Voyager n’a toujours été, au fond, qu’un prétexte pour alimenter mon imaginaire. Les mots coulent tellement plus facilement quand je plonge dans l’inconnu. Un pas de côté et je risque de tomber dans le vide. Un autre en avant et je débouche sur une clairière dont je ne soupçonnais pas l’existence quelques minutes auparavant. Je ne connais rien de plus grisant que de me retrouver devant l’océan de possibilités qu’offre le voyage. Sauf, peut-être, tomber amoureux. Mais je n’ai plus eu envie, un jour, de m’égratigner une énième fois le coeur à force de fracasser le sol. Alors je n’ai plus lâché la main qui me retenait.

Un dixième livre

J’ai pris bien des détours avant d’écrire sur le pays qui m’a vu naître. Mon premier récit de voyage s’intitulait Cartes postales d’Asie (Mémoire d’encrier, 2007). Dix ans plus tard, j’ai eu à nouveau envie de ce format qui me permet une si grande liberté. De partager mon amour de « ces » Canada.
Car c’est ça, pour moi, le Canada : plusieurs pays en un, aussi dépaysants que ces contrées accessibles en plusieurs heures de vol.
J’ai senti ma mâchoire se décrocher devant les Badlands, en Alberta, comme jadis en Cappadoce, en Turquie.
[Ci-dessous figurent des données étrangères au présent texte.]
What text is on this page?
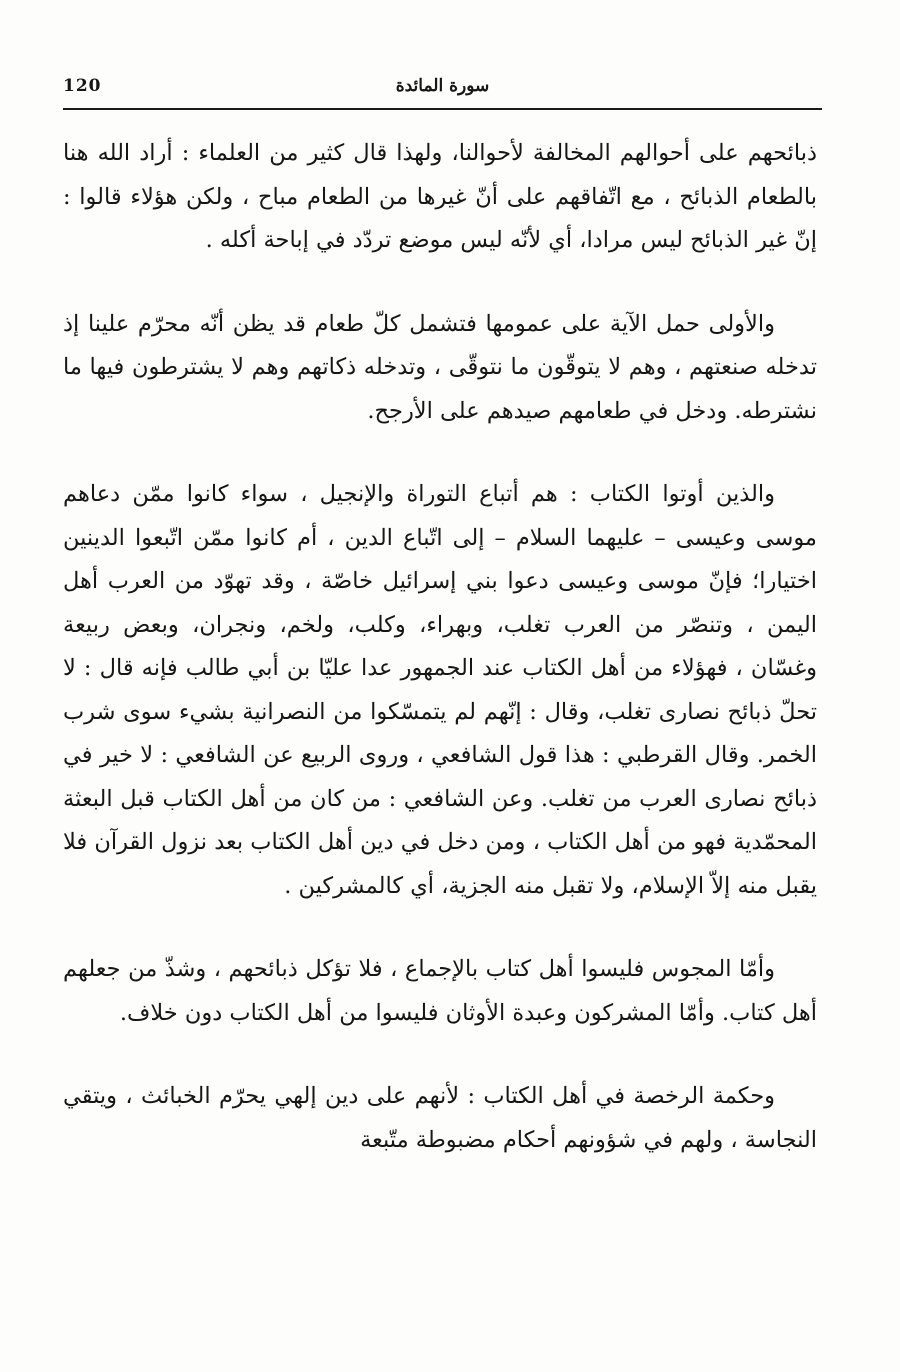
120	سورة المائدة

ذبائحهم على أحوالهم المخالفة لأحوالنا، ولهذا قال كثير من العلماء : أراد الله هنا بالطعام الذبائح ، مع اتّفاقهم على أنّ غيرها من الطعام مباح ، ولكن هؤلاء قالوا : إنّ غير الذبائح ليس مرادا، أي لأنّه ليس موضع تردّد في إباحة أكله .

والأولى حمل الآية على عمومها فتشمل كلّ طعام قد يظن أنّه محرّم علينا إذ تدخله صنعتهم ، وهم لا يتوقّون ما نتوقّى ، وتدخله ذكاتهم وهم لا يشترطون فيها ما نشترطه. ودخل في طعامهم صيدهم على الأرجح.

والذين أوتوا الكتاب : هم أتباع التوراة والإنجيل ، سواء كانوا ممّن دعاهم موسى وعيسى – عليهما السلام – إلى اتّباع الدين ، أم كانوا ممّن اتّبعوا الدينين اختيارا؛ فإنّ موسى وعيسى دعوا بني إسرائيل خاصّة ، وقد تهوّد من العرب أهل اليمن ، وتنصّر من العرب تغلب، وبهراء، وكلب، ولخم، ونجران، وبعض ربيعة وغسّان ، فهؤلاء من أهل الكتاب عند الجمهور عدا عليّا بن أبي طالب فإنه قال : لا تحلّ ذبائح نصارى تغلب، وقال : إنّهم لم يتمسّكوا من النصرانية بشيء سوى شرب الخمر. وقال القرطبي : هذا قول الشافعي ، وروى الربيع عن الشافعي : لا خير في ذبائح نصارى العرب من تغلب. وعن الشافعي : من كان من أهل الكتاب قبل البعثة المحمّدية فهو من أهل الكتاب ، ومن دخل في دين أهل الكتاب بعد نزول القرآن فلا يقبل منه إلاّ الإسلام، ولا تقبل منه الجزية، أي كالمشركين .

وأمّا المجوس فليسوا أهل كتاب بالإجماع ، فلا تؤكل ذبائحهم ، وشذّ من جعلهم أهل كتاب. وأمّا المشركون وعبدة الأوثان فليسوا من أهل الكتاب دون خلاف.

وحكمة الرخصة في أهل الكتاب : لأنهم على دين إلهي يحرّم الخبائث ، ويتقي النجاسة ، ولهم في شؤونهم أحكام مضبوطة متّبعة
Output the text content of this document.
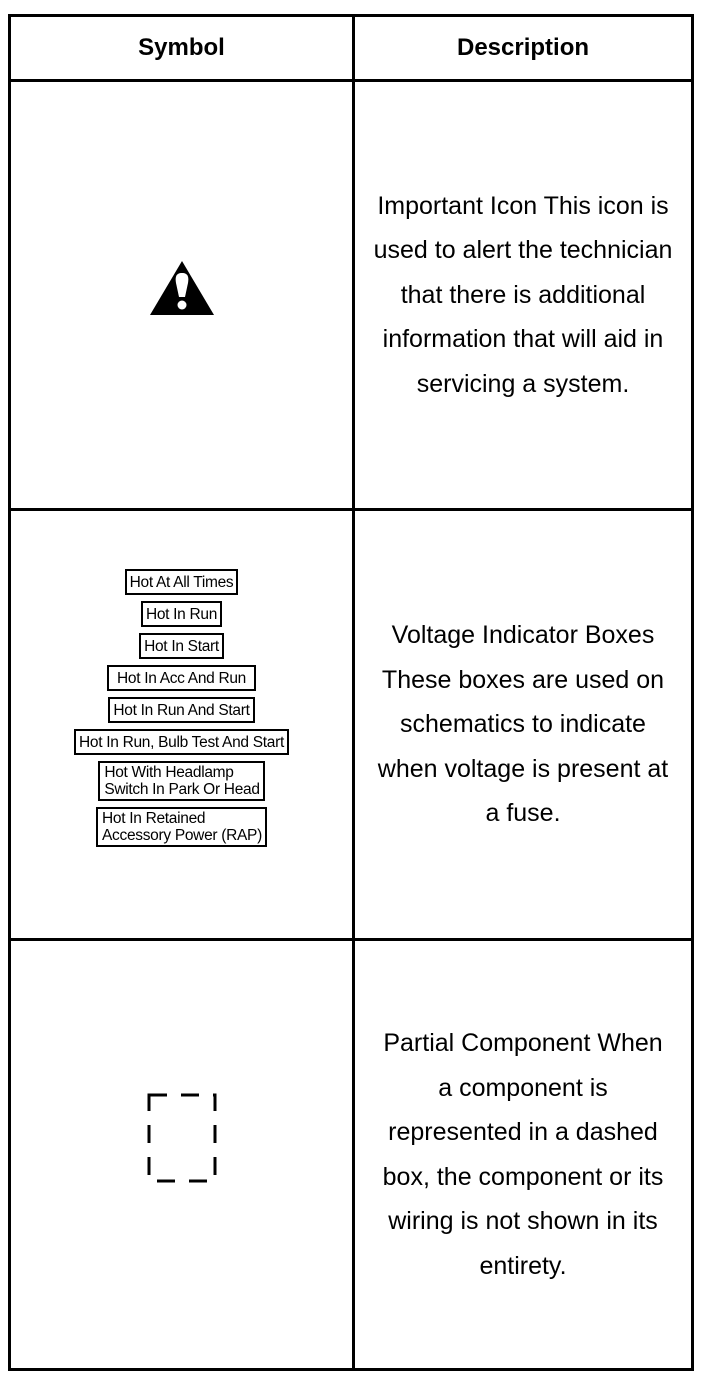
Symbol	Description
Important Icon This icon is used to alert the technician that there is additional information that will aid in servicing a system.
Hot At All Times
Hot In Run
Hot In Start
Hot In Acc And Run
Hot In Run And Start
Hot In Run, Bulb Test And Start
Hot With Headlamp
Switch In Park Or Head
Hot In Retained
Accessory Power (RAP)
Voltage Indicator Boxes These boxes are used on schematics to indicate when voltage is present at a fuse.
Partial Component When a component is represented in a dashed box, the component or its wiring is not shown in its entirety.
J’ai écouté les légendes de la ruée vers l’or au Yukon avec le même appétit que j’ai exploré les sites archéologiques en Grèce ou en Italie. Je me suis autant régalée des fruits de la mer au Nouveau-Brunswick qu’au Japon ou à Taïwan. Surtout, j’ai appris à voir mon bout du monde comme le bout du monde. Les copains étrangers avec qui j’ai parcouru le pays au cours de la dernière décennie y sont d’ailleurs pour beaucoup dans ce changement de lunettes.
Entre le désir d’écrire sur le Canada et la publication d’un bouquin sur le sujet, il y avait toutefois une marge. Le 150e anniversaire du pays m’est rapidement apparu comme le prétexte idéal. Vous dire à quel point j’étais aux anges quand mon éditeur a dit oui ! Mon défi s’avérait toutefois de taille : raconter mes aventures autant aux Québécois qu’aux Français. Tout un travail d’équilibriste.
Ce livre, je l’ai écrit entre le rire et les larmes, mais surtout en ressentant un bonheur profond. Devant mon ordinateur, j’ai revécu des rencontres marquantes et des émotions, en vrac, au fur et à mesure que je replongeais dans ma propre histoire, mais aussi dans l’Histoire.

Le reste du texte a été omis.